Sobre su atalaya aguarda el azor, otea el campo en silencio con su mirada roja, como hizo siempre, invisible para las demás criaturas, poderoso y gris, igual que lo es el bosque en ese corto lapso cuando el sol ha caído, pero sus últimos brillos se aferran al mundo. 

El azor es del bosque, como el bosque es del azor y, a pesar de que este bosque ha sido invadido por bestias de dos pies, que han abierto en él caminos iguales a cicatrices, no ha dejado de ser el reino del azor. 

Cuando el azor mira las cosas pareciera descifrarlas, no se mueve a menos que la acción lleve implícito un acto de supervivencia, por eso, el azor es silencio y, siendo silencio, es también espectador invisible de las verdades ocultas del campo y del hombre.
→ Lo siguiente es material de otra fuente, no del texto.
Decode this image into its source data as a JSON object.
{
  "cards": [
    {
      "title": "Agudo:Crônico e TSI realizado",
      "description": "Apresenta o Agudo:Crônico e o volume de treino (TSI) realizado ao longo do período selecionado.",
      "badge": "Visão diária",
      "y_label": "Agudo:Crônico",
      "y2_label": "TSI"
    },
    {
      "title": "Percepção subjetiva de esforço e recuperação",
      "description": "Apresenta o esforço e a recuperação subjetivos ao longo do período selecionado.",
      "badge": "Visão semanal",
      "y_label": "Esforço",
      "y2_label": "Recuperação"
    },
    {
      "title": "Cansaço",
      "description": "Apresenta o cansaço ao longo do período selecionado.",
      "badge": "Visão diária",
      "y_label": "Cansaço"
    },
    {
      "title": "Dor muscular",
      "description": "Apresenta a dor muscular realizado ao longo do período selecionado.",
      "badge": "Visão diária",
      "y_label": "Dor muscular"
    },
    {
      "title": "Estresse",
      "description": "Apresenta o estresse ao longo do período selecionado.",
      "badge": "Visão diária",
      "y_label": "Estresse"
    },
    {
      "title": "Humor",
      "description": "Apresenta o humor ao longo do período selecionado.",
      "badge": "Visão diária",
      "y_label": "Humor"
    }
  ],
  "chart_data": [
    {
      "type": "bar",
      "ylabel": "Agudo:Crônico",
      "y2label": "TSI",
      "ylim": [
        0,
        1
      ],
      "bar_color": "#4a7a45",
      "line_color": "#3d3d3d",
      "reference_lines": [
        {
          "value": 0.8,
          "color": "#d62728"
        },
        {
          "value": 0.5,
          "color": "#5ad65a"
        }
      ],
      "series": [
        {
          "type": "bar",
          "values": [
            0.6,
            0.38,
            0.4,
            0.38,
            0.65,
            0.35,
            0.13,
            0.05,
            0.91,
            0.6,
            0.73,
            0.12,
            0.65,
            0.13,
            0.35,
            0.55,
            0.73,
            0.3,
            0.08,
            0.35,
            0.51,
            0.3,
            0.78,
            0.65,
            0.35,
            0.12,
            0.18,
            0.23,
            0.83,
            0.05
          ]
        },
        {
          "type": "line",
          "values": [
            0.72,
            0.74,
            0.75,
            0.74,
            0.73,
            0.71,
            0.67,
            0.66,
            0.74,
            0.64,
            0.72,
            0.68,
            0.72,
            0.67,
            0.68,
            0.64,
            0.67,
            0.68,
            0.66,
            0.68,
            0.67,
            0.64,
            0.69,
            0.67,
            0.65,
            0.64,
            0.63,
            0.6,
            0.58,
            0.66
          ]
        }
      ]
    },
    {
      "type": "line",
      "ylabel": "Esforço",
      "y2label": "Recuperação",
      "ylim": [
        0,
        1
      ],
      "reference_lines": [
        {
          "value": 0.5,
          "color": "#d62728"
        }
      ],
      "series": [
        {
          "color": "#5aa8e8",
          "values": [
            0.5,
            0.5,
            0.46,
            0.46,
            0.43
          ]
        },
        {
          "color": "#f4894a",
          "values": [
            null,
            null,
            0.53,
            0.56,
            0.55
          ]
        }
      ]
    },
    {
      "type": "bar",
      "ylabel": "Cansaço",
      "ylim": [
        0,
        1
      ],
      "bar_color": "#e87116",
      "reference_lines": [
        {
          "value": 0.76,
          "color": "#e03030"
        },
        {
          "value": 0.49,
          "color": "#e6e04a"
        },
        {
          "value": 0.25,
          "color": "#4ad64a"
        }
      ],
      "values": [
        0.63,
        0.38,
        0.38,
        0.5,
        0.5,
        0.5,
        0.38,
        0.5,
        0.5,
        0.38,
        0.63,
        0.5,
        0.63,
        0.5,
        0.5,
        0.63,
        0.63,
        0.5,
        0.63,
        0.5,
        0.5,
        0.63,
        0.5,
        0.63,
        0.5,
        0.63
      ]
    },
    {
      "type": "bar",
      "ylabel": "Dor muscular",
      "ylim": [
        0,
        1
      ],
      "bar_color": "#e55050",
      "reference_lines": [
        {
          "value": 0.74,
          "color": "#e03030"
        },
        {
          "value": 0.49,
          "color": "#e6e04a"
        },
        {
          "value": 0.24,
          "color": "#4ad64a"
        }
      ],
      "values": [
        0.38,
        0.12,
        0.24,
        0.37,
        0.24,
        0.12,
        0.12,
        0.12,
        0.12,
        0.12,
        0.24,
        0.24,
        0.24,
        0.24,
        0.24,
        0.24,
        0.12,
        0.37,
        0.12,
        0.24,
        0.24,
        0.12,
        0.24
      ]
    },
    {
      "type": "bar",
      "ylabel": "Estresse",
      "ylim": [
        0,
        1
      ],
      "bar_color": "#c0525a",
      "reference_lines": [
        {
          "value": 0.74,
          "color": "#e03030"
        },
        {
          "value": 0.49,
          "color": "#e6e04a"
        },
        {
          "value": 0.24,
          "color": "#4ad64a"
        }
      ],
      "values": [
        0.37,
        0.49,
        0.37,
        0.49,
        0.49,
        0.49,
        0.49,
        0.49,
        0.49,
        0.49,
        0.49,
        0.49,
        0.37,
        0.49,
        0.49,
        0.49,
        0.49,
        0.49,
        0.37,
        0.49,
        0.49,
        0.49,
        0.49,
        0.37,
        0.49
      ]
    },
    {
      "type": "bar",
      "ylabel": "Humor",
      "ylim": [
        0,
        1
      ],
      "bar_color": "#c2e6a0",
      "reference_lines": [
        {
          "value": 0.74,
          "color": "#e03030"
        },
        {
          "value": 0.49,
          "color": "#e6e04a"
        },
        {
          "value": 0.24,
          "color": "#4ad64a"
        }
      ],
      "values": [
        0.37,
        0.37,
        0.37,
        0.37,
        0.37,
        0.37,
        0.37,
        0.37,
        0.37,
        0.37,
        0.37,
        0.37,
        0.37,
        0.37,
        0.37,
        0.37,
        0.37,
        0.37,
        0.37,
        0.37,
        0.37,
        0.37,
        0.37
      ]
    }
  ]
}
Fue así que vio el azor por vez primera a aquellos dos debajo de su árbol, los observó atento y escuchó incómodo sus voces burdas, como burdas suelen ser las cosas de aquellos seres. Si el azor pudiera entenderlos, habría conocido su impío negocio, pero el azor no entiende los ruidos de esas bestias torpes y lentas, llamadas hombres. Así que observa, se acicala detrás del ala y levanta una pata.

Cuando el sol está ya en lo alto y el calor aprieta, el azor contempla desde el refugio de la sombra a los dos que se alejan, sin la menor sospecha de haber tenido al bosque por testigo.